Quick update from the 2023 Legislative Session


Feb. 21, 2023

With Washington's legislative session just over one-third complete this year, there are numerous and mostly troubling pieces of legislation moving through the system. Here are our top 5 we are working on with legislators:

  • HB 1521/SB 5524 - imposing a duty of good faith and fair dealing on self-insured employers and third-party administrators. This duty is breached, in amended versions of these bills, if an employer or TPA "coerces" a worker into receiving less benefits than otherwise entitled, as well as in future violations to be defined by L&I in rule. The penalty for a violation could be up to 52 times the state's average weekly wage at the time of the assessment. On the Senate side, the amended version of this bill covers only "municipal" self-insured employers and their TPAs, and contains an unusual "three strikes and you're out" provision whereby an employer could be decertified from self-insurance if it receives three violations in a given three-year period.
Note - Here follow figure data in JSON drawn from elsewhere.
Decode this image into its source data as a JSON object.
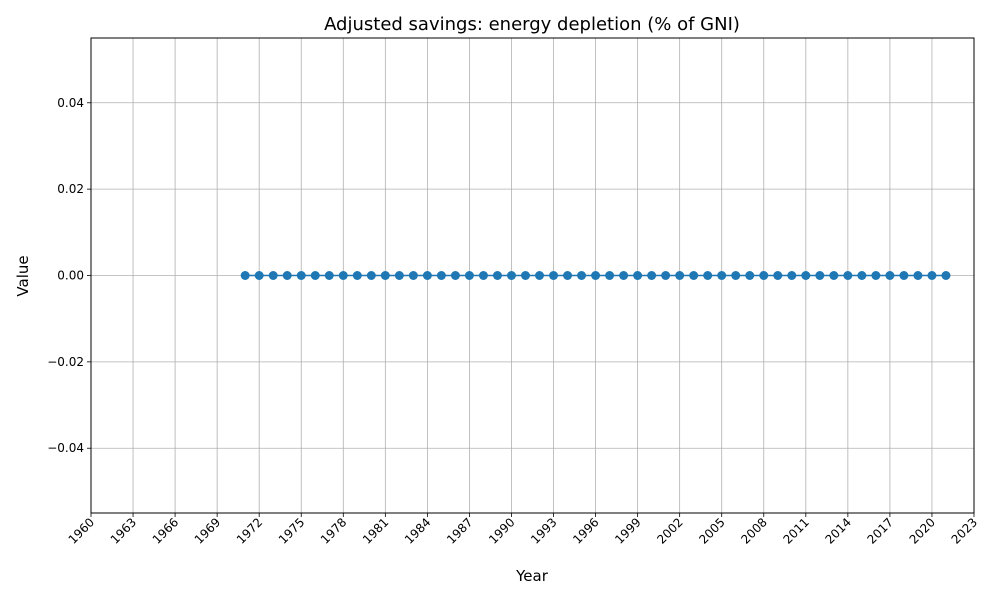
{
  "chart_data": {
    "type": "line",
    "title": "Adjusted savings: energy depletion (% of GNI)",
    "xlabel": "Year",
    "ylabel": "Value",
    "xlim": [
      1960,
      2023
    ],
    "ylim": [
      -0.055,
      0.055
    ],
    "x_ticks": [
      1960,
      1963,
      1966,
      1969,
      1972,
      1975,
      1978,
      1981,
      1984,
      1987,
      1990,
      1993,
      1996,
      1999,
      2002,
      2005,
      2008,
      2011,
      2014,
      2017,
      2020,
      2023
    ],
    "y_ticks": [
      -0.04,
      -0.02,
      0.0,
      0.02,
      0.04
    ],
    "y_tick_labels": [
      "−0.04",
      "−0.02",
      "0.00",
      "0.02",
      "0.04"
    ],
    "grid": true,
    "marker": "circle",
    "color": "#1f77b4",
    "series": [
      {
        "x": [
          1971,
          1972,
          1973,
          1974,
          1975,
          1976,
          1977,
          1978,
          1979,
          1980,
          1981,
          1982,
          1983,
          1984,
          1985,
          1986,
          1987,
          1988,
          1989,
          1990,
          1991,
          1992,
          1993,
          1994,
          1995,
          1996,
          1997,
          1998,
          1999,
          2000,
          2001,
          2002,
          2003,
          2004,
          2005,
          2006,
          2007,
          2008,
          2009,
          2010,
          2011,
          2012,
          2013,
          2014,
          2015,
          2016,
          2017,
          2018,
          2019,
          2020,
          2021
        ],
        "values": [
          0,
          0,
          0,
          0,
          0,
          0,
          0,
          0,
          0,
          0,
          0,
          0,
          0,
          0,
          0,
          0,
          0,
          0,
          0,
          0,
          0,
          0,
          0,
          0,
          0,
          0,
          0,
          0,
          0,
          0,
          0,
          0,
          0,
          0,
          0,
          0,
          0,
          0,
          0,
          0,
          0,
          0,
          0,
          0,
          0,
          0,
          0,
          0,
          0,
          0,
          0
        ]
      }
    ]
  }
}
We are opposed to these bills.
  • HB 1068 - recording independent medical examinations. This bill would overturn L&I's rule prohibiting audio or video recording of independent medical examinations, and give workers a broad right to make audio or video recordings of their examinations without any prior notification to the exam provider or without the consent of the examiner(s). We oppose this bill in its current form and are attempting to educate lawmakers on the need for some prior notice and mutual consent to the recording in order to not disrupt or delay examinations.
  • HB 1593/SB 5454 - presumptive PTSD for direct care registered nurses. Patterned on the PTSD presumption created in 2018 for firefighters and other first responders, this bill would add direct care registered nurses to the exception for mental health related occupational diseases and then makes PTSD presumptive for this workforce. Unlike the first responders' presumption, at least in the House version, the bill only allows rebuttal of the presumption on a showing of "clear and convincing evidence." The bills also lack many of the conditions and sideboards evident in the first responders' PTSD presumption.